“Beautiful California Valley in the bountiful heart of California, for only $10 down and $10 a month you can own a full 2 1/2 acre Rancho midway between San Francisco and Los Angeles.” This is just part of the pitch made in a 1961 full-page LIFE magazine ad when a developer carved up a dusty alkaline desert into a grid of over 7200 parcels with nothing more than scraping out “roads” and adding some signs. Located 50 miles east of the California pacific coast, in the Carrizo Plain, California Valley is comprised of over 24,000 acres that were unsuitable for farming or ranching. This series of photographs picks up some 50 years later on that California dream.
From the start there have been many problems with California Valley: lack of paved roads, isolated location, lack of power, weather and dust. But the most serious problem has always been the scarcity of drinkable water. Although there is ground water in most areas, it is most often too alkaline to drink and with out good water the county will not issue a permit for a structure.
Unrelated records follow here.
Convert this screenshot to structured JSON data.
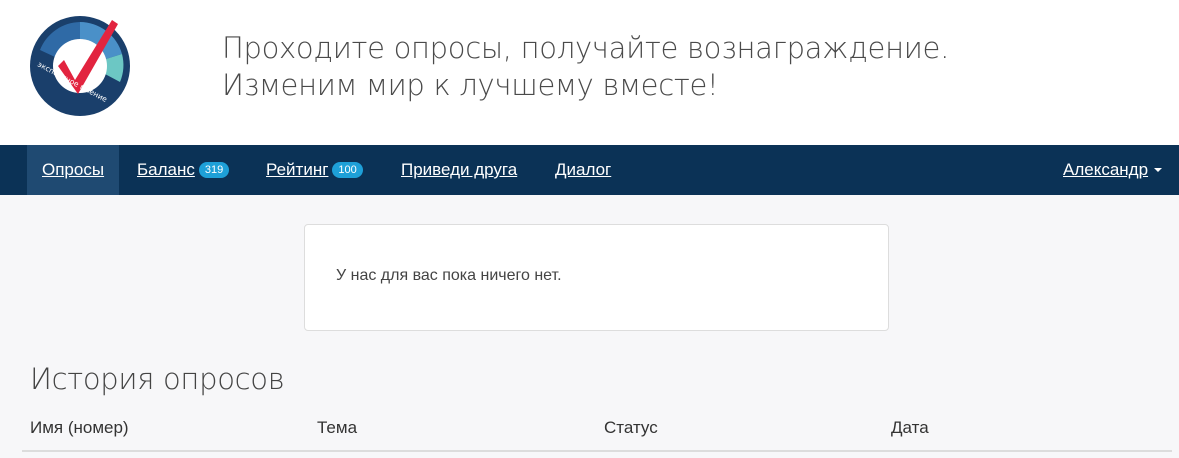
{
  "header": {
    "logo_text": "экспертное мнение",
    "slogan_line1": "Проходите опросы, получайте вознаграждение.",
    "slogan_line2": "Изменим мир к лучшему вместе!"
  },
  "nav": {
    "items": [
      {
        "label": "Опросы",
        "badge": null,
        "active": true
      },
      {
        "label": "Баланс",
        "badge": "319",
        "active": false
      },
      {
        "label": "Рейтинг",
        "badge": "100",
        "active": false
      },
      {
        "label": "Приведи друга",
        "badge": null,
        "active": false
      },
      {
        "label": "Диалог",
        "badge": null,
        "active": false
      }
    ],
    "user": "Александр",
    "user_icon": "caret-down-icon"
  },
  "notice": {
    "text": "У нас для вас пока ничего нет."
  },
  "history": {
    "title": "История опросов",
    "columns": [
      "Имя (номер)",
      "Тема",
      "Статус",
      "Дата"
    ]
  },
  "colors": {
    "navbar": "#0b3256",
    "nav_active": "#1f4a72",
    "badge": "#1ea0d8",
    "logo_check": "#e2243f"
  }
}
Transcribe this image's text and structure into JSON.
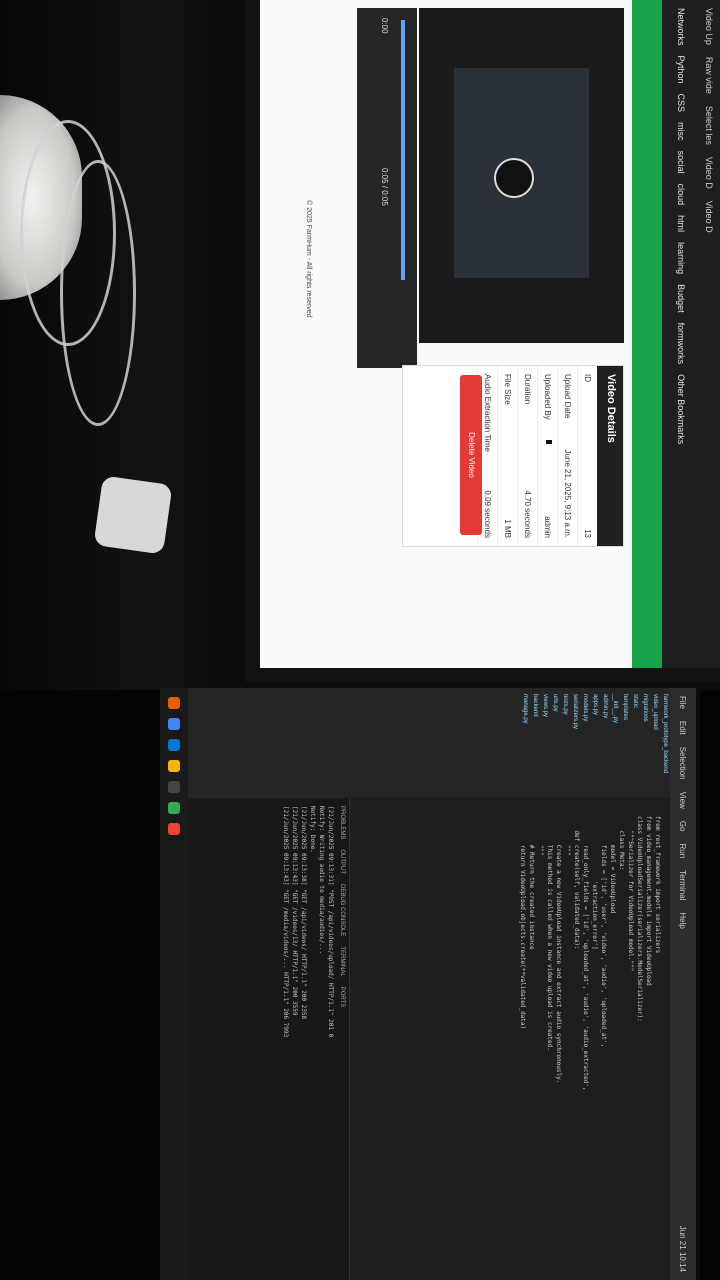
{
  "browser": {
    "tabs": [
      "Video Up",
      "Raw vide",
      "Select les",
      "Video D",
      "Video D"
    ],
    "bookmarks": [
      "Networks",
      "Python",
      "CSS",
      "misc",
      "social",
      "cloud",
      "html",
      "learning",
      "Budget",
      "formworks",
      "Other Bookmarks"
    ],
    "video": {
      "current_time": "0:00",
      "duration_display": "0:05 / 0:05",
      "progress": 1.0
    },
    "details": {
      "title": "Video Details",
      "rows": [
        {
          "label": "ID",
          "value": "13"
        },
        {
          "label": "Upload Date",
          "value": "June 21, 2025, 9:13 a.m."
        },
        {
          "label": "Uploaded By",
          "value": "admin"
        },
        {
          "label": "Duration",
          "value": "4.70 seconds"
        },
        {
          "label": "File Size",
          "value": "1 MB"
        },
        {
          "label": "Audio Extraction Time",
          "value": "0.09 seconds"
        }
      ],
      "delete_label": "Delete Video"
    },
    "footer": "© 2025 FarmHum - All rights reserved"
  },
  "vscode": {
    "menu": [
      "File",
      "Edit",
      "Selection",
      "View",
      "Go",
      "Run",
      "Terminal",
      "Help"
    ],
    "clock": "Jun 21 10:14",
    "sidebar_items": [
      "farmwork_prototype_backend",
      "video_upload",
      "migrations",
      "static",
      "templates",
      "__init__.py",
      "admin.py",
      "apps.py",
      "models.py",
      "serializers.py",
      "tests.py",
      "urls.py",
      "views.py",
      "backend",
      "manage.py"
    ],
    "code_lines": [
      "from rest_framework import serializers",
      "from video_management.models import VideoUpload",
      "",
      "class VideoUploadSerializer(serializers.ModelSerializer):",
      "    \"\"\"Serializer for VideoUpload model.\"\"\"",
      "    class Meta:",
      "        model = VideoUpload",
      "        fields = ['id', 'user', 'video', 'audio', 'uploaded_at',",
      "                  'extraction_error']",
      "        read_only_fields = ['id', 'uploaded_at', 'audio', 'audio_extracted',",
      "",
      "    def create(self, validated_data):",
      "        \"\"\"",
      "        Create a new VideoUpload instance and extract audio synchronously.",
      "        This method is called when a new video upload is created.",
      "        \"\"\"",
      "        # Return the created instance",
      "        return VideoUpload.objects.create(**validated_data)"
    ],
    "terminal_tabs": [
      "PROBLEMS",
      "OUTPUT",
      "DEBUG CONSOLE",
      "TERMINAL",
      "PORTS"
    ],
    "terminal_lines": [
      "[21/Jun/2025 09:13:31] \"POST /api/videos/upload/ HTTP/1.1\" 201 0",
      "Notify: Writing audio to media/audios/...",
      "Notify: Done.",
      "[21/Jun/2025 09:13:38] \"GET /api/videos/ HTTP/1.1\" 200 2358",
      "[21/Jun/2025 09:13:43] \"GET /videos/13/ HTTP/1.1\" 200 3559",
      "[21/Jun/2025 09:13:43] \"GET /media/videos/... HTTP/1.1\" 206 7993"
    ]
  }
}
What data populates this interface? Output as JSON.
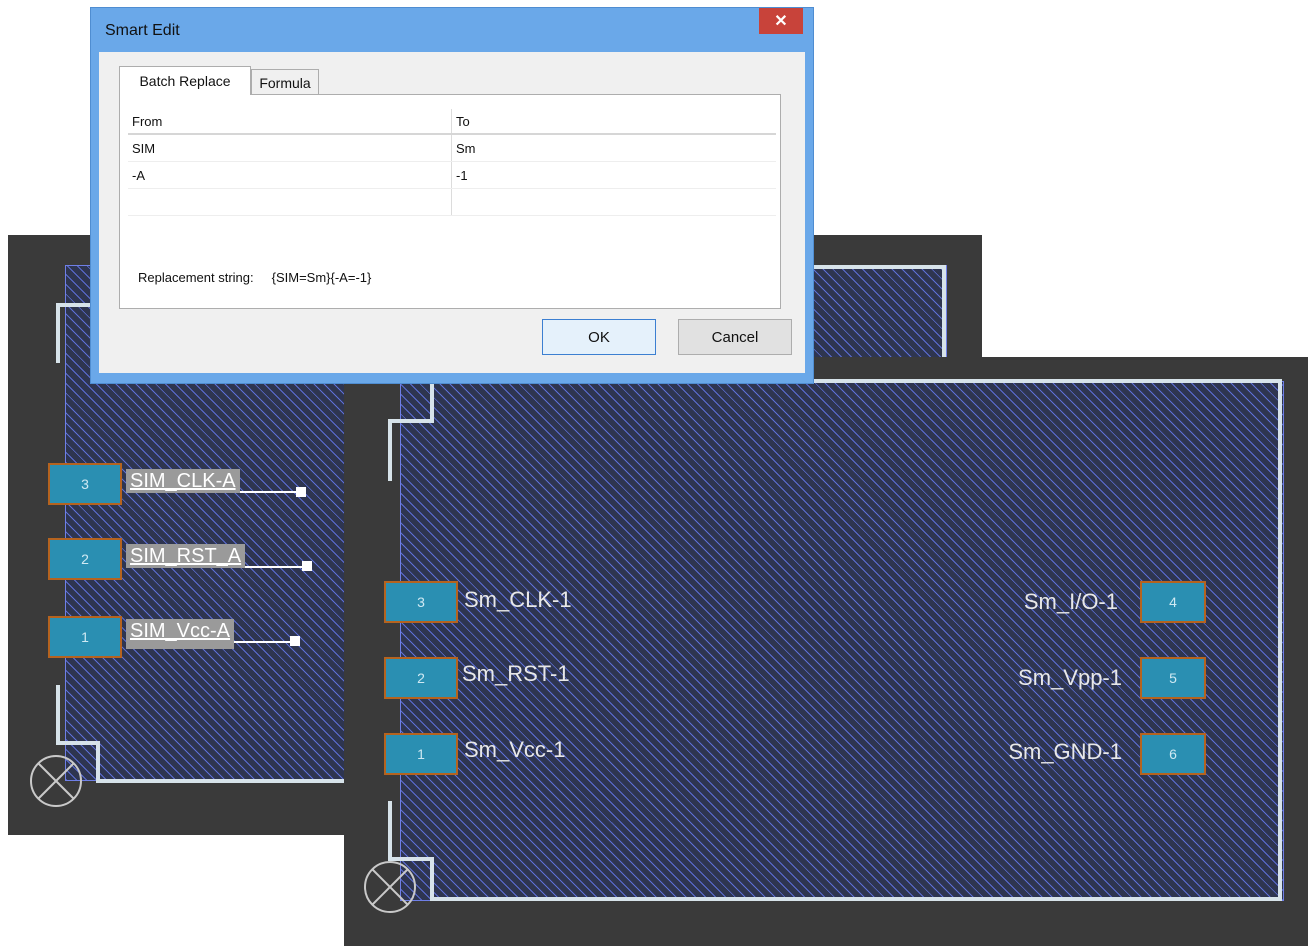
{
  "dialog": {
    "title": "Smart Edit",
    "close_label": "✕",
    "tabs": [
      {
        "label": "Batch Replace",
        "active": true
      },
      {
        "label": "Formula",
        "active": false
      }
    ],
    "columns": {
      "from": "From",
      "to": "To"
    },
    "rows": [
      {
        "from": "SIM",
        "to": "Sm"
      },
      {
        "from": "-A",
        "to": "-1"
      },
      {
        "from": "",
        "to": ""
      }
    ],
    "replacement_label": "Replacement string:",
    "replacement_value": "{SIM=Sm}{-A=-1}",
    "ok_label": "OK",
    "cancel_label": "Cancel"
  },
  "before_component": {
    "pins": [
      {
        "number": "3",
        "label": "SIM_CLK-A"
      },
      {
        "number": "2",
        "label": "SIM_RST_A"
      },
      {
        "number": "1",
        "label": "SIM_Vcc-A"
      }
    ]
  },
  "after_component": {
    "left_pins": [
      {
        "number": "3",
        "label": "Sm_CLK-1"
      },
      {
        "number": "2",
        "label": "Sm_RST-1"
      },
      {
        "number": "1",
        "label": "Sm_Vcc-1"
      }
    ],
    "right_pins": [
      {
        "number": "4",
        "label": "Sm_I/O-1"
      },
      {
        "number": "5",
        "label": "Sm_Vpp-1"
      },
      {
        "number": "6",
        "label": "Sm_GND-1"
      }
    ]
  },
  "colors": {
    "panel_bg": "#3a3a3a",
    "hatch": "#5d6fd6",
    "pin_fill": "#2a8fb2",
    "pin_border": "#b5631f",
    "outline": "#d7e3ea",
    "dialog_frame": "#6aa8e9",
    "close_button": "#c8433a"
  },
  "icons": {
    "origin_marker": "circle-x-icon"
  }
}
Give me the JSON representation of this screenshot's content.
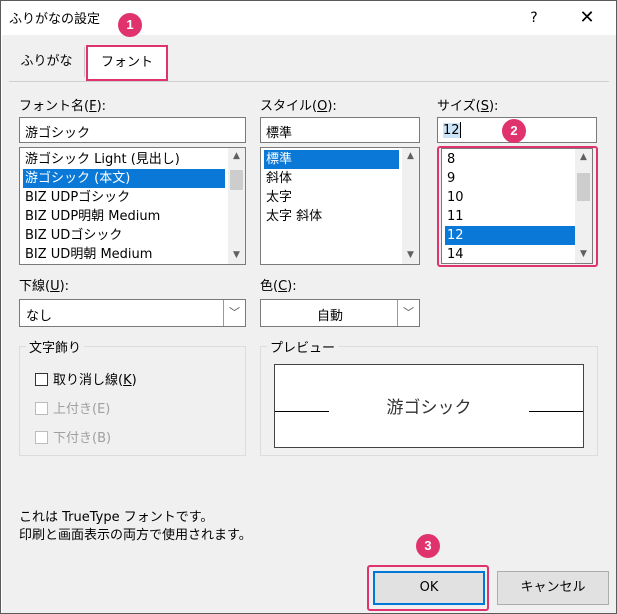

This is where the cycle starts. Lured by the prospect of cheap land (2 1/2 acres recently sold on eBay for $1280) the hopeful buy a parcel and start moving all their worldly possessions to it. Unable to find water or even afford a well, the county eventually evicts them and they walk away. Inevitably the parcel reverts back to the county for back taxes and is sold at auction to a real estate speculator and the cycle begins again.
In the barren landscape of California Valley one thing is a constant. There is always a new crop of tumbleweeds and con men ready to take advantage of the desperate and gullible.